Vu la procédure suivante :
L'association " Les voix des riverains de la Seine ", Mme L... F..., Mme M... Larson, Mme H... A..., M. G... N..., M. K... D..., M. I... J... et M. B... Masson ont demandé au tribunal administratif de Rouen d'annuler l'arrêté du préfet de la Seine-Maritime du 16 décembre 2015 portant création de la commune nouvelle de Rives-en-Seine, ainsi que la décision du 16 mars 2016 rejetant leur recours gracieux contre cet arrêté. Par un jugement n° 1601553 du 17 octobre 2017, le tribunal administratif de Rouen a rejeté leur demande.
Par un arrêt n° 17DA02371 du 27 juin 2019, la cour administrative d'appel de Douai a, sur appel de l'association " Les voix des riverains de la Seine ", de Mme F..., de Mme Larson, de M. N..., de M. D... et de M. Masson, annulé ce jugement ainsi que l'arrêté du préfet de la Seine-Maritime du 16 décembre 2015 et la décision du 16 mars 2016.
Par un pourvoi et un mémoire en réplique, enregistrés les 13 août 2019 et 24 janvier 2020 au secrétariat du contentieux du Conseil d'Etat, la ministre de la cohésion des territoires et des relations avec les collectivités territoriales demande au Conseil d'Etat :
1°) d'annuler cet arrêt ;
2°) réglant l'affaire au fond, de rejeter l'appel de l'association " Les voix des riverains de la Seine ", de Mme F..., de Mme Larson, de M. N..., de M. D... et de M. Masson.

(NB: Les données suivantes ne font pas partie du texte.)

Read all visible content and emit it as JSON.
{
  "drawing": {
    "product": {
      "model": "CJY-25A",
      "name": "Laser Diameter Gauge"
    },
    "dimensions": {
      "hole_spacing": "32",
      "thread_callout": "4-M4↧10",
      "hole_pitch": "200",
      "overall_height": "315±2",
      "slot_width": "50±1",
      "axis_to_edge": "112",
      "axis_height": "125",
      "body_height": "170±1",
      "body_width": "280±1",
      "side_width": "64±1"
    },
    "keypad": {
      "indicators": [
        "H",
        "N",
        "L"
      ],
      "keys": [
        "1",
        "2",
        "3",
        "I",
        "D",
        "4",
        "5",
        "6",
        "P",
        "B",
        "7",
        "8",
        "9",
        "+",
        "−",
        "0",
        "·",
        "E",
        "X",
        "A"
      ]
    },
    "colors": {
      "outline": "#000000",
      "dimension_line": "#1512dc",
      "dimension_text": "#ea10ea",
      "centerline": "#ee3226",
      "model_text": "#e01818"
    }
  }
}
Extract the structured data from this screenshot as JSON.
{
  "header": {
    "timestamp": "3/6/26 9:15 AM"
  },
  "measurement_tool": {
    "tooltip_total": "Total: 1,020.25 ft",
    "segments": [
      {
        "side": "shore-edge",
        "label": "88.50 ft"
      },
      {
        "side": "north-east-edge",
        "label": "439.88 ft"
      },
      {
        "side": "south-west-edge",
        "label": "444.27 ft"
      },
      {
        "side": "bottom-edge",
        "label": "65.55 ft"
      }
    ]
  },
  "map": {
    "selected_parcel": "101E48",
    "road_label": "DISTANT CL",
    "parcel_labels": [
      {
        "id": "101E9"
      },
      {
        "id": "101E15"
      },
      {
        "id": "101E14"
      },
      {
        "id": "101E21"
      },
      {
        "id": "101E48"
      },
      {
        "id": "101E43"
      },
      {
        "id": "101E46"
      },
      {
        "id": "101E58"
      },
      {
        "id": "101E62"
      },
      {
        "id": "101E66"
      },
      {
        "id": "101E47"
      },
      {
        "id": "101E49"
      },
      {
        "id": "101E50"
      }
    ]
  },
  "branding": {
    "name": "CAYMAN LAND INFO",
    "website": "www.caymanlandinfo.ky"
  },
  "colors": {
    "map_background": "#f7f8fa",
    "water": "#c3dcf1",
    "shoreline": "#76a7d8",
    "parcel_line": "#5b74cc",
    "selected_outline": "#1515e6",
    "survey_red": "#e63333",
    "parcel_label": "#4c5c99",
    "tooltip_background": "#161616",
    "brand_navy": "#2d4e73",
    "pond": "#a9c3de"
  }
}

Vu les autres pièces du dossier ;
Vu :
- le code général des collectivités territoriales ;
- la loi n° 84-53 du 26 janvier 1984 ;
- le code de justice administrative et le décret n° 2020-1406 du 18 novembre 2020 ;
Après avoir entendu en séance publique :
- le rapport de M. Vincent Daumas, conseiller d'Etat,
- les conclusions de M. Laurent Cytermann, rapporteur public ;
La parole ayant été donnée, après les conclusions, à Me Balat, avocat de Mme F..., de Mme Larson, de M. N..., de M. D... et de M. Masson ;
Considérant ce qui suit :
1. Il ressort des pièces du dossier soumis aux juges du fond que par trois délibérations concordantes du 10 novembre 2015, les conseils municipaux des communes de Caudebec-en-Caux, Saint-Wandrille-Rançon et Villequier ont demandé la création d'une commune nouvelle résultant de la fusion des trois communes. Par arrêté du 16 décembre 2015, le préfet de la Seine-Maritime a procédé à la création de cette commune nouvelle, dénommée Rives-en-Seine, à compter du 1er janvier 2016. La ministre de la cohésion des territoires et des relations avec les collectivités territoriales se pourvoit en cassation contre l'arrêt du 21 juin 2019 par lequel la cour administrative d'appel de Douai, sur appel de l'association " Les voix des riverains de la Seine ", de Mme F..., de Mme Larson, de M. N..., de M. D... et de M. Masson, conseillers municipaux de la commune de Saint-Wandrille-Rançon, a prononcé l'annulation de cet arrêté ainsi que de la décision rejetant leur recours gracieux.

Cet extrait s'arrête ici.